Use descriptive and clear modifiers when instructing the models: You can steer models like o3 and Claude 4 to produce more complex and higher-quality outputs (e.g., for code and search results) by using clear modifiers and more details in the instructions. Obtained from the Claude 4 documentation, an example for generating front-end code would be “Add thoughtful details like hover states, transitions, and micro-interactions”.

Using Hybrid Reasoning Models

Start simple: Use the standard mode first (thinking mode off) and evaluate the response.
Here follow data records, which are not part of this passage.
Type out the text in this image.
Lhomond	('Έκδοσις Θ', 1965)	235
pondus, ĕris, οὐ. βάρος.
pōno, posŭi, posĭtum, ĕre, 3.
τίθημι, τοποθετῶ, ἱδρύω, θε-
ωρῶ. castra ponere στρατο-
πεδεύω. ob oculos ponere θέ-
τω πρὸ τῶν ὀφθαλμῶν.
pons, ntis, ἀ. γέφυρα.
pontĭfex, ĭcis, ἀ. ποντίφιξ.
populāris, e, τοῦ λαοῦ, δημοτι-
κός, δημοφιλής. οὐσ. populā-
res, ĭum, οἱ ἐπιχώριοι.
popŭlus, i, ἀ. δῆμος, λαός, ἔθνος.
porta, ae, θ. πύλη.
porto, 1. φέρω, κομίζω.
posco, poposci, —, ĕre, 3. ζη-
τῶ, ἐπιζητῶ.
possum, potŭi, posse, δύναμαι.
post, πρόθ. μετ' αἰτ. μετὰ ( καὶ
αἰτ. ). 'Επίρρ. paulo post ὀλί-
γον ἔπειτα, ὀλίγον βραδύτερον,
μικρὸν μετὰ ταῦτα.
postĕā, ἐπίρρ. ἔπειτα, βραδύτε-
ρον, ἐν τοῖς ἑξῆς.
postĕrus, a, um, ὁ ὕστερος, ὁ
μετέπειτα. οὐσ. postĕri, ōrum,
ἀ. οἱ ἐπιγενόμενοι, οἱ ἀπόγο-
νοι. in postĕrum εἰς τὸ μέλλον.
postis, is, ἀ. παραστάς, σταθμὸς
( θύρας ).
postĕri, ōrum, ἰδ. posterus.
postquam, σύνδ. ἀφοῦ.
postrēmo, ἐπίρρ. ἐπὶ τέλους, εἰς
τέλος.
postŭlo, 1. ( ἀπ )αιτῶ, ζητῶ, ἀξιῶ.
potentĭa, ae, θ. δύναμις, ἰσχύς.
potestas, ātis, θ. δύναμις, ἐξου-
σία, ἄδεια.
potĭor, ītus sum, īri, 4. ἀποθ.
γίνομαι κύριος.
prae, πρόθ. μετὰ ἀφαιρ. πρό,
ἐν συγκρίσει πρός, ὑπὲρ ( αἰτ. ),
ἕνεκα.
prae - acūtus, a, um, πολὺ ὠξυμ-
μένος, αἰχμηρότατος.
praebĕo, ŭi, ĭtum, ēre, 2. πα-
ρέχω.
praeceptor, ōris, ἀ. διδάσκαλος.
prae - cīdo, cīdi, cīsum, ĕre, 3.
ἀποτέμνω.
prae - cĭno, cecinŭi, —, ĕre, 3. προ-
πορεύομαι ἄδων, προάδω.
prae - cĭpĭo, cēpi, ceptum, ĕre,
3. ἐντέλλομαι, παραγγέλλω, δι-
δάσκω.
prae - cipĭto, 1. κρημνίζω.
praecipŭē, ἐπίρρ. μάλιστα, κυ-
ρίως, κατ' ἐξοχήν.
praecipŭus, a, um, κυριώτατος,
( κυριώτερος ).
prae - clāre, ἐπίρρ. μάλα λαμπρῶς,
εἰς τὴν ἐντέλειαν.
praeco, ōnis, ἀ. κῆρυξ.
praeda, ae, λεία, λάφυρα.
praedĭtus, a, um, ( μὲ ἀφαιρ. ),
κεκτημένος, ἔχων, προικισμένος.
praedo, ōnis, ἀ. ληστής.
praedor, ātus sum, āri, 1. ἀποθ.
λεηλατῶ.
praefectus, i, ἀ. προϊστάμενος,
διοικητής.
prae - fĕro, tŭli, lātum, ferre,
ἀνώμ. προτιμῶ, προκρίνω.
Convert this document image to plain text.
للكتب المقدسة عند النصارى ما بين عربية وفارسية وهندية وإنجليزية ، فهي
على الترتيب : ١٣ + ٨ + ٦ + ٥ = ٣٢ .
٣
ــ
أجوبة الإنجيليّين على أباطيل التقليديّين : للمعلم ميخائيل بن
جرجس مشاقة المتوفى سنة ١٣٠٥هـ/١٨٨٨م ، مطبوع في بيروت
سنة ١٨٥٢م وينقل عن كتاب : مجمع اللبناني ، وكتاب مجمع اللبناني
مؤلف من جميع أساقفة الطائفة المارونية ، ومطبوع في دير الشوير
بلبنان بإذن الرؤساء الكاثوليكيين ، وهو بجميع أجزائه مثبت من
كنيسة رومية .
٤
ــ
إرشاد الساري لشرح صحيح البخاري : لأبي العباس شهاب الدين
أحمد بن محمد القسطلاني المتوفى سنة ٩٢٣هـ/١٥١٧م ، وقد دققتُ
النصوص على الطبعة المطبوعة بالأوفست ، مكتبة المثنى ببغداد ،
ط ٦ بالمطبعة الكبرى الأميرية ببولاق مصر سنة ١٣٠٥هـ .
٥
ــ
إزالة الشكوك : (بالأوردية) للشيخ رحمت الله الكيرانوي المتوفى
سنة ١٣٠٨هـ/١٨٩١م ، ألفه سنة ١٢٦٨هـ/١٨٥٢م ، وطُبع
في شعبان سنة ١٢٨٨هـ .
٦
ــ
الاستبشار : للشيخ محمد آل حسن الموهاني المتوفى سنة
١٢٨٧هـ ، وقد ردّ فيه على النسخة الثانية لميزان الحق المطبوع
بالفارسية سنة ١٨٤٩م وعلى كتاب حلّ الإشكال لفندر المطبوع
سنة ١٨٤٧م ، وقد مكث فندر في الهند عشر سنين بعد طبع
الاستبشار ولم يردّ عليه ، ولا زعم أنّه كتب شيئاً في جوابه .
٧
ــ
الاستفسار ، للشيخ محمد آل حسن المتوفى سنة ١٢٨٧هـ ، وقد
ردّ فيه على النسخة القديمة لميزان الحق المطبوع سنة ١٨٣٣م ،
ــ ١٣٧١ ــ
You can also try using a manual chain-of-thought prompt here.
Enable native reasoning: If you see mistakes and shallow responses, but you believe the task can benefit from more extensive analysis/reasoning, then enable thinking. Start with low thinking effort and evaluate the quality of the response.
Increase thinking time: If low thinking is not enough, switch to medium effort.
More thinking time: If medium effort is not enough, switch to high effort.
Use few-shot prompting: Use demonstrations if you need to improve the style and format of the outputs.

🧑‍💻 Code Demo: reasoning.ipynb

Limitations with Reasoning Models

Here is a list of common ongoing issues to keep in mind when using reasoning models

Output quality
- Reasoning models can sometimes produce mixed-language content, repeated content, inconsistent outputs, formatting issues, and low-quality output style.
- Some of these issues can be mitigated by following the prompting best practices for the models. Avoid ambiguous and unnecessary instructions.
Reasoning affects Instruction-Following
- When using explicit Chain-of-Thought prompting with reasoning models, it can hurt the instruction-following performance of the model (ref). This means that you want to be more careful with how you use CoT, and potentially avoid using it with reasoning models altogether.
- This paper suggests the following mitigation strategies:
  - few-shot in-context learning with carefully chosen examples
  - self-reflection (models critique and revise their own answers)
  - self-selective reasoning (models decide when to reason)
  - classifier-selective reasoning (an external classifier predicts if reasoning will help)
Overthinking & Underthinking
- If not properly prompted, reasoning models tend to either overthink or underthink.
- You can improve this by being very specific about tasks, processes, and expected output format.
- Other developers address this by creating subtasks and routing complex tasks to a reasoning tool if needed (powered by the reasoning model).
Cost
- Reasoning models are significantly more costly than standard chat LLMs, so ensure experimenting with a debugging tool and always evaluate the quality of responses.
- Track token usage and costs that emerge from inconsistent outputs.
Latency
- Reasoning models are relatively slow and sometimes output unnecessary content not relevant to the task at hand, which leads to latency issues.
- These latency issues can be avoided by more concise prompting. On the application side of things, you can also leverage streaming tokens to improve perceived latency.
- Smaller reasoning models and other models like Claude 3.7 Sonnet produce better latency.
- Try to optimize for accuracy first and then optimize for latency and cost.
Poor tool calling and agentic capabilities
- While reasoning models like o3 have improved multi-tool calling, parallel tool calling might still be an issue.
- Other reasoning models also show poor tool-calling capabilities (e.g., DeepSeek-R1 and Qwen series) unless explicitly trained to do this.
- With advanced and more reliable tool calling, this could unlock agentic systems that can take action in the real world. Reasoning LLMs are already very knowledgeable but need more improvements on decision making through robust and dynamic tool calling capabilities and understanding of both the physical and digital world. Multi-modal reasoning is an ongoing area of research.